Он знал, что скоро его слуга будет свободен – и будет рад этому. Пока что солдат держался на расстоянии от старшего. Капитан стал безумно раздражителен, не находил покоя в отсутствии солдата, а в его присутствии испепелял его своим истерзанным взглядом. Он ненавидел эти тонкие черные брови над темными, ничего не выражающими глазами, его приводили в ярость свободные движения этих ладных рук и ног, которые не могла сковать никакая армейская муштра. Он стал груб и жестоко измывался над парнем, пуская в ход презрение и сарказм. Молодой солдат становился лишь все молчаливее, все безучастнее.

– Среди каких скотов ты воспитывался, что не можешь смотреть прямо? Смотри мне в глаза, когда я с тобой разговариваю!

И солдат обратил на лицо капитана свои темные глаза, но они были незрячи: неподвижно уставился, еле приметно скосив в сторону глаза, лишенные зрения, воспринимая голубизну глаз господина, он отстранял его взгляд. Тот побледнел, и его рыжеватые брови дернулись. Он механически отдал распоряжение.

Однажды старший запустил в лицо молодого тяжелую армейскую перчатку. С наслаждением увидел он, как сверкнули навстречу ему черные глаза – так вспыхивает брошенный в огонь пук соломы. Он рассмеялся, и в его смехе слышались легкая дрожь и презрение.

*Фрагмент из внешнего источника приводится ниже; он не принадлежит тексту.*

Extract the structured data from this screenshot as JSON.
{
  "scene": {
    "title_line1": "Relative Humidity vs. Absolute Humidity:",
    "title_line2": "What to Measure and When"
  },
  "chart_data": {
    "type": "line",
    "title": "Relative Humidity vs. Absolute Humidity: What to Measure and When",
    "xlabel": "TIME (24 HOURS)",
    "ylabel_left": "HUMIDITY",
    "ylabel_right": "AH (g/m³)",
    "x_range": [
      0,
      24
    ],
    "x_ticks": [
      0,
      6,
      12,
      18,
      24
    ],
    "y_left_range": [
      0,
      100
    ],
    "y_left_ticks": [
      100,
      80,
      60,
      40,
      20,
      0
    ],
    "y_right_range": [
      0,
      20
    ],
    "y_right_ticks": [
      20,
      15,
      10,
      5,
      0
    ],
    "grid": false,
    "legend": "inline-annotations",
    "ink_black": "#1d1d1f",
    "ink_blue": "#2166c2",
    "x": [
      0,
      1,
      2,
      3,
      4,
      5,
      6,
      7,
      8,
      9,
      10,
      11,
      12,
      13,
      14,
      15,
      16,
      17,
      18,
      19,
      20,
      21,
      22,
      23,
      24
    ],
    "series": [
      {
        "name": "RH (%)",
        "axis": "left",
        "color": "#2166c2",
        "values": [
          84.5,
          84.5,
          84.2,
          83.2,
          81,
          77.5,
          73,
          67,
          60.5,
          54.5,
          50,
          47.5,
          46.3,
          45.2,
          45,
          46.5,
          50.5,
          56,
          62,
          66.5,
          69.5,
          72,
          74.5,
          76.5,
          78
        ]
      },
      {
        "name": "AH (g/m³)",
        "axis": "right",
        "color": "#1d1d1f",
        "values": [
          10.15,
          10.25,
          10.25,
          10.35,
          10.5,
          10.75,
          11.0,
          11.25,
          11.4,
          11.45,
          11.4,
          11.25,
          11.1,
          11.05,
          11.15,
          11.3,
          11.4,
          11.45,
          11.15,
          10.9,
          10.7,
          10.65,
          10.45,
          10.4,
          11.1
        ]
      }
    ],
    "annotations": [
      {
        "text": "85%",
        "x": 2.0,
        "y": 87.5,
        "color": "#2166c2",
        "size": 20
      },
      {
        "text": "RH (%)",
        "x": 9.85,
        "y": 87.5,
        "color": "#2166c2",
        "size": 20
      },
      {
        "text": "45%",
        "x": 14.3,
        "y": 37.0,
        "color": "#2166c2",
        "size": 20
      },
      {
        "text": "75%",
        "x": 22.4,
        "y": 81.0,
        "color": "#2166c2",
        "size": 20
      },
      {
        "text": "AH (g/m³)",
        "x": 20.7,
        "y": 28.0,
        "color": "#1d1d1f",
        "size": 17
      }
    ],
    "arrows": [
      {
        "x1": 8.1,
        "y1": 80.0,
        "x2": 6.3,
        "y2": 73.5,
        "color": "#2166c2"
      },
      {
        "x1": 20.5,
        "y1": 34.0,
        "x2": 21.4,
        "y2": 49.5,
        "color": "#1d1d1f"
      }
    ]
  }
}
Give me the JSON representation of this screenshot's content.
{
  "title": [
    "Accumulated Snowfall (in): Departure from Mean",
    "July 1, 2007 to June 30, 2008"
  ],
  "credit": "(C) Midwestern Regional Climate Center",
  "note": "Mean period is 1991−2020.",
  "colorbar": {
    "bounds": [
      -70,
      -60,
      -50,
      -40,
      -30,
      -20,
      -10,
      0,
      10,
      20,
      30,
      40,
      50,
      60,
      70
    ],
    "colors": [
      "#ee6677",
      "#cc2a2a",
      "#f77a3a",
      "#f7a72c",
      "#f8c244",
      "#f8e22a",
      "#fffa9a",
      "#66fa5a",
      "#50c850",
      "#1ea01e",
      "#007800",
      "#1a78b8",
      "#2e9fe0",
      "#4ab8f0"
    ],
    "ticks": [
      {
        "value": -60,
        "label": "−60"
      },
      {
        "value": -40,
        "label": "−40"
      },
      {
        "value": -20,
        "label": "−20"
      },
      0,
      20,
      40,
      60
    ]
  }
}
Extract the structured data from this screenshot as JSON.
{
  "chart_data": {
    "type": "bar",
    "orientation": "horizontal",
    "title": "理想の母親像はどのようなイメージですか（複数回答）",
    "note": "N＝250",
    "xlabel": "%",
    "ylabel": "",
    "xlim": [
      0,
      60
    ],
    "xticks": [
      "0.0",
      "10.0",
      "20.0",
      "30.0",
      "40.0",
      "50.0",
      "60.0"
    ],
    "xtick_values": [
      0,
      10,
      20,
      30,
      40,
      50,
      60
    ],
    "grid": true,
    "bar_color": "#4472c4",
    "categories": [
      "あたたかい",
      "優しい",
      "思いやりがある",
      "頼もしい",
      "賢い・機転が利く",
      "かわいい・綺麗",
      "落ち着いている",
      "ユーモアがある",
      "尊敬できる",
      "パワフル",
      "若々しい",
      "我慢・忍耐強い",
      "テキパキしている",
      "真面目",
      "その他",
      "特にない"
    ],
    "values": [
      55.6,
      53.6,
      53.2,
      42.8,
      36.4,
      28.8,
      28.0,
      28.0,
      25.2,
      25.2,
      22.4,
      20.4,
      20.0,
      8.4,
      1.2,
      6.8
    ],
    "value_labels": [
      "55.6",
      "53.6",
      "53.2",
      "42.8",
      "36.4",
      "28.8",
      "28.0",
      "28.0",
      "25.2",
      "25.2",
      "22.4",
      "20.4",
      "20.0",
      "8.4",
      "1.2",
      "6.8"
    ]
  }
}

Но оставалось всего только два месяца. Парень инстинктивно старался держаться невозмутимо: старался прислуживать офицеру так, словно перед ним не человек, а абстрактная власть. Его инстинкт подсказывал одно – избегать личного контакта, даже явной ненависти. Но помимо его воли в ответ на поведение офицера ненависть росла. Он всеми силами подавлял ее. Вот уйдет он из армии и тогда, возможно, осмелится признать ее. По натуре он был деятелен, у него было много друзей. Он думал о том, какие это удивительно хорошие ребята. Но, сам того не зная, он был одинок. Теперь его одиночество усугубилось. Оно поможет ему продержаться до окончания срока. Но офицер, казалось, сходил в своем раздражении с ума, и парень был не на шутку испуган.

У солдата была подружка, девушка, жившая в горах, независимая и простая. Они вместе гуляли, почти не разговаривая. Он ходил с ней не за тем, чтобы разговаривать, а чтобы обнимать ее – ради физического контакта. Это его расслабляло, было легче не обращать внимания на капитана: он отдыхал, крепко прижав ее к груди. И она, хотя ничего такого не говорила, за тем и приходила к нему. Они любили друг друга.

Капитан догадался об этом и взбеленился от ярости. Теперь парень был завален работой все вечера напролет, и капитан испытывал наслаждение, видя, как мрачнеет выражение его лица. Время от времени глаза мужчин встречались, исполненные у молодого – уныния и мрака, упрямой несокрушимости, у старшего – насмешки и беспокойного презрения.

Офицер прилагал все силы для того, чтобы не признавать овладевшей им страсти. Он не желал признать, что в его чувстве к денщику таится что-то помимо возмущения, какое вызывает у человека глупый, своевольный слуга. Поэтому, оставаясь в собственном сознании абсолютно непогрешимым и в рамках приличий, капитан не пресек того, другого чувства. Однако нервы его не выдерживали. Наконец он ударил солдата пряжкой по лицу. Увидев, как парень, на глаза которого от боли навернулись слезы, а на губах выступила кровь, отшатнулся, он испытал одновременно прилив грубого удовлетворения и стыда.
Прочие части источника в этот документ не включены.